Prior to the normalizing of remote work and cloud computing, the infrastructure risks that a company needed to consider were related to hubs. Cloud computing moved a lot of the processing out of the hub, which is good from a risk perspective. This leaves the need to ensure the infrastructure related to workers accessing the computing is resilient.
If remote work becomes the foundation we building our cities on, we now expose our companies to the additional infrastructure problem related to internet connectivity while not resolving the connectivity issues inherent in the other grids of roads, power, and water. This is fine for companies that are natively born to this, but this is dangerous for the existing large cap companies and governments that are not.
And just as we're pushing for an increase in remote work, we are also in a period of time where our infrastructure is regularly attacked remotely.
Again, this is not to say remote work is bad. There's just a lot of transformation that needs to occur and I personally feel we should not take a darwinian approach to this when state and local governments are involved.

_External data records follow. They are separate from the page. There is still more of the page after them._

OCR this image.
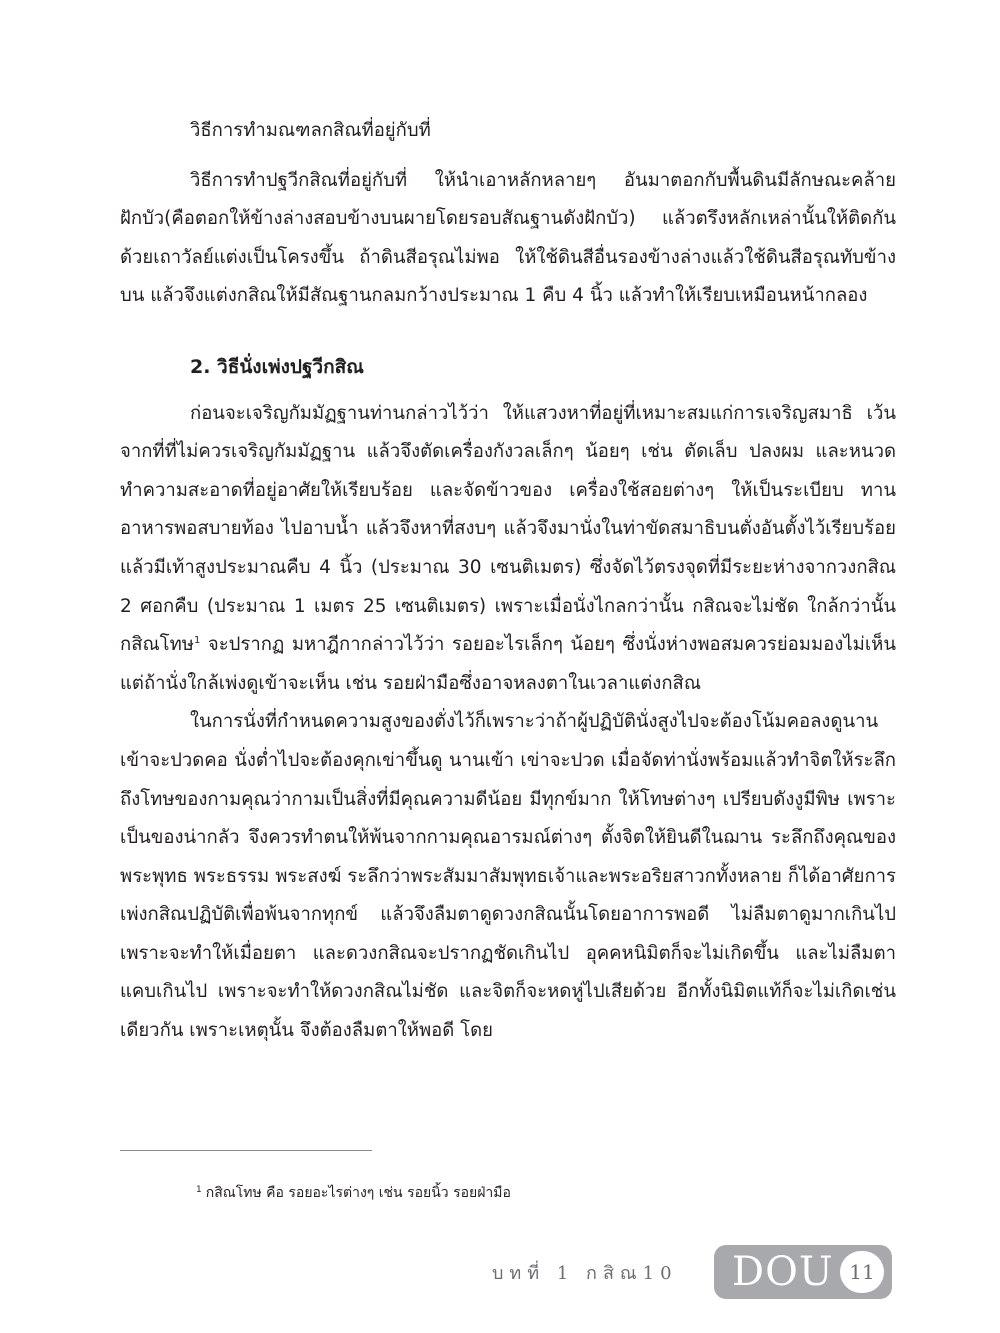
วิธีการทำมณฑลกสิณที่อยู่กับที่

วิธีการทำปฐวีกสิณที่อยู่กับที่ ให้นำเอาหลักหลายๆ อันมาตอกกับพื้นดินมีลักษณะคล้ายฝักบัว(คือตอกให้ข้างล่างสอบข้างบนผายโดยรอบสัณฐานดังฝักบัว) แล้วตรึงหลักเหล่านั้นให้ติดกันด้วยเถาวัลย์แต่งเป็นโครงขึ้น ถ้าดินสีอรุณไม่พอ ให้ใช้ดินสีอื่นรองข้างล่างแล้วใช้ดินสีอรุณทับข้างบน แล้วจึงแต่งกสิณให้มีสัณฐานกลมกว้างประมาณ 1 คืบ 4 นิ้ว แล้วทำให้เรียบเหมือนหน้ากลอง

2. วิธีนั่งเพ่งปฐวีกสิณ

ก่อนจะเจริญกัมมัฏฐานท่านกล่าวไว้ว่า ให้แสวงหาที่อยู่ที่เหมาะสมแก่การเจริญสมาธิ เว้นจากที่ที่ไม่ควรเจริญกัมมัฏฐาน แล้วจึงตัดเครื่องกังวลเล็กๆ น้อยๆ เช่น ตัดเล็บ ปลงผม และหนวด ทำความสะอาดที่อยู่อาศัยให้เรียบร้อย และจัดข้าวของ เครื่องใช้สอยต่างๆ ให้เป็นระเบียบ ทานอาหารพอสบายท้อง ไปอาบน้ำ แล้วจึงหาที่สงบๆ แล้วจึงมานั่งในท่าขัดสมาธิบนตั่งอันตั้งไว้เรียบร้อยแล้วมีเท้าสูงประมาณคืบ 4 นิ้ว (ประมาณ 30 เซนติเมตร) ซึ่งจัดไว้ตรงจุดที่มีระยะห่างจากวงกสิณ 2 ศอกคืบ (ประมาณ 1 เมตร 25 เซนติเมตร) เพราะเมื่อนั่งไกลกว่านั้น กสิณจะไม่ชัด ใกล้กว่านั้น กสิณโทษ$^1$ จะปรากฏ มหาฎีกากล่าวไว้ว่า รอยอะไรเล็กๆ น้อยๆ ซึ่งนั่งห่างพอสมควรย่อมมองไม่เห็น แต่ถ้านั่งใกล้เพ่งดูเข้าจะเห็น เช่น รอยฝ่ามือซึ่งอาจหลงตาในเวลาแต่งกสิณ

ในการนั่งที่กำหนดความสูงของตั่งไว้ก็เพราะว่าถ้าผู้ปฏิบัตินั่งสูงไปจะต้องโน้มคอลงดูนานเข้าจะปวดคอ นั่งต่ำไปจะต้องคุกเข่าขึ้นดู นานเข้า เข่าจะปวด เมื่อจัดท่านั่งพร้อมแล้วทำจิตให้ระลึกถึงโทษของกามคุณว่ากามเป็นสิ่งที่มีคุณความดีน้อย มีทุกข์มาก ให้โทษต่างๆ เปรียบดังงูมีพิษ เพราะเป็นของน่ากลัว จึงควรทำตนให้พ้นจากกามคุณอารมณ์ต่างๆ ตั้งจิตให้ยินดีในฌาน ระลึกถึงคุณของพระพุทธ พระธรรม พระสงฆ์ ระลึกว่าพระสัมมาสัมพุทธเจ้าและพระอริยสาวกทั้งหลาย ก็ได้อาศัยการเพ่งกสิณปฏิบัติเพื่อพ้นจากทุกข์ แล้วจึงลืมตาดูดวงกสิณนั้นโดยอาการพอดี ไม่ลืมตาดูมากเกินไป เพราะจะทำให้เมื่อยตา และดวงกสิณจะปรากฏชัดเกินไป อุคคหนิมิตก็จะไม่เกิดขึ้น และไม่ลืมตาแคบเกินไป เพราะจะทำให้ดวงกสิณไม่ชัด และจิตก็จะหดหู่ไปเสียด้วย อีกทั้งนิมิตแท้ก็จะไม่เกิดเช่นเดียวกัน เพราะเหตุนั้น จึงต้องลืมตาให้พอดี โดย

$^1$ กสิณโทษ คือ รอยอะไรต่างๆ เช่น รอยนิ้ว รอยฝ่ามือ
บทที่ 1 กสิณ10 DOU 11
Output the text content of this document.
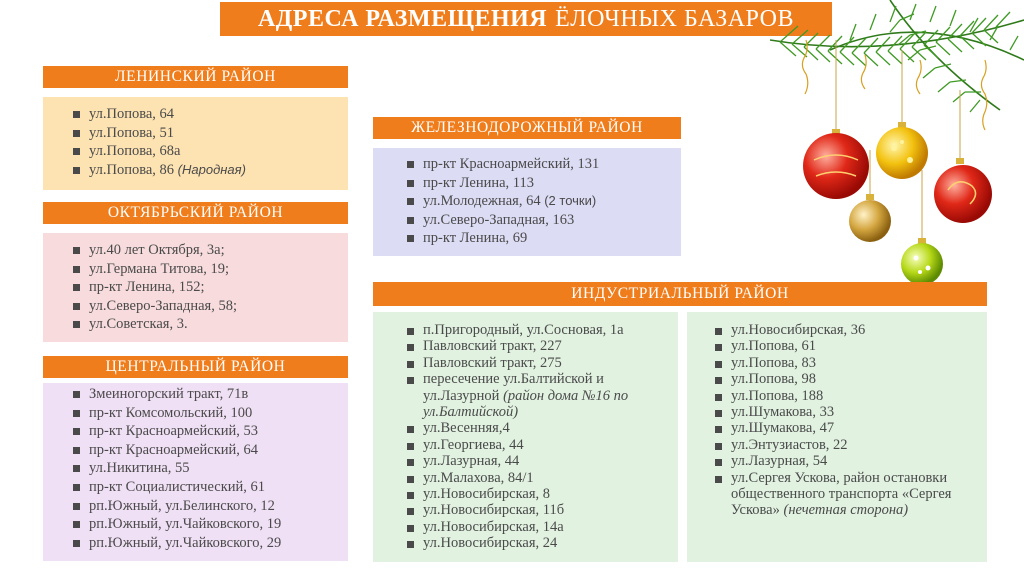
АДРЕСА РАЗМЕЩЕНИЯ ЁЛОЧНЫХ БАЗАРОВ
ЛЕНИНСКИЙ РАЙОН
ул.Попова, 64
ул.Попова, 51
ул.Попова, 68а
ул.Попова, 86 (Народная)
ОКТЯБРЬСКИЙ РАЙОН
ул.40 лет Октября, 3а;
ул.Германа Титова, 19;
пр-кт Ленина, 152;
ул.Северо-Западная, 58;
ул.Советская, 3.
ЦЕНТРАЛЬНЫЙ РАЙОН
Змеиногорский тракт, 71в
пр-кт Комсомольский, 100
пр-кт Красноармейский, 53
пр-кт Красноармейский, 64
ул.Никитина, 55
пр-кт Социалистический, 61
рп.Южный, ул.Белинского, 12
рп.Южный, ул.Чайковского, 19
рп.Южный, ул.Чайковского, 29
ЖЕЛЕЗНОДОРОЖНЫЙ РАЙОН
пр-кт Красноармейский, 131
пр-кт Ленина, 113
ул.Молодежная, 64 (2 точки)
ул.Северо-Западная, 163
пр-кт Ленина, 69
ИНДУСТРИАЛЬНЫЙ РАЙОН
п.Пригородный, ул.Сосновая, 1а
Павловский тракт, 227
Павловский тракт, 275
пересечение ул.Балтийской и ул.Лазурной (район дома №16 по ул.Балтийской)
ул.Весенняя,4
ул.Георгиева, 44
ул.Лазурная, 44
ул.Малахова, 84/1
ул.Новосибирская, 8
ул.Новосибирская, 11б
ул.Новосибирская, 14а
ул.Новосибирская, 24
ул.Новосибирская, 36
ул.Попова, 61
ул.Попова, 83
ул.Попова, 98
ул.Попова, 188
ул.Шумакова, 33
ул.Шумакова, 47
ул.Энтузиастов, 22
ул.Лазурная, 54
ул.Сергея Ускова, район остановки общественного транспорта «Сергея Ускова» (нечетная сторона)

The instability we would introduce through this would likely lead to corporate funded infrastructure being stood up to ensure remote workers maintain access to cloud computing. I believe the company town concept [0] would make a comeback.
My main fear is that we would inadvertently create remote private corporate fiefdoms that would lead to corporate scrip [1] being used for local goods and services and non-transferable to other regions. The flexibility of remote work would, if my fears are realized, lead to a world of less flexibility than we have today. Not more.
I don't know what a better driver is though. How does one generate desire for a traditionally undesireable location?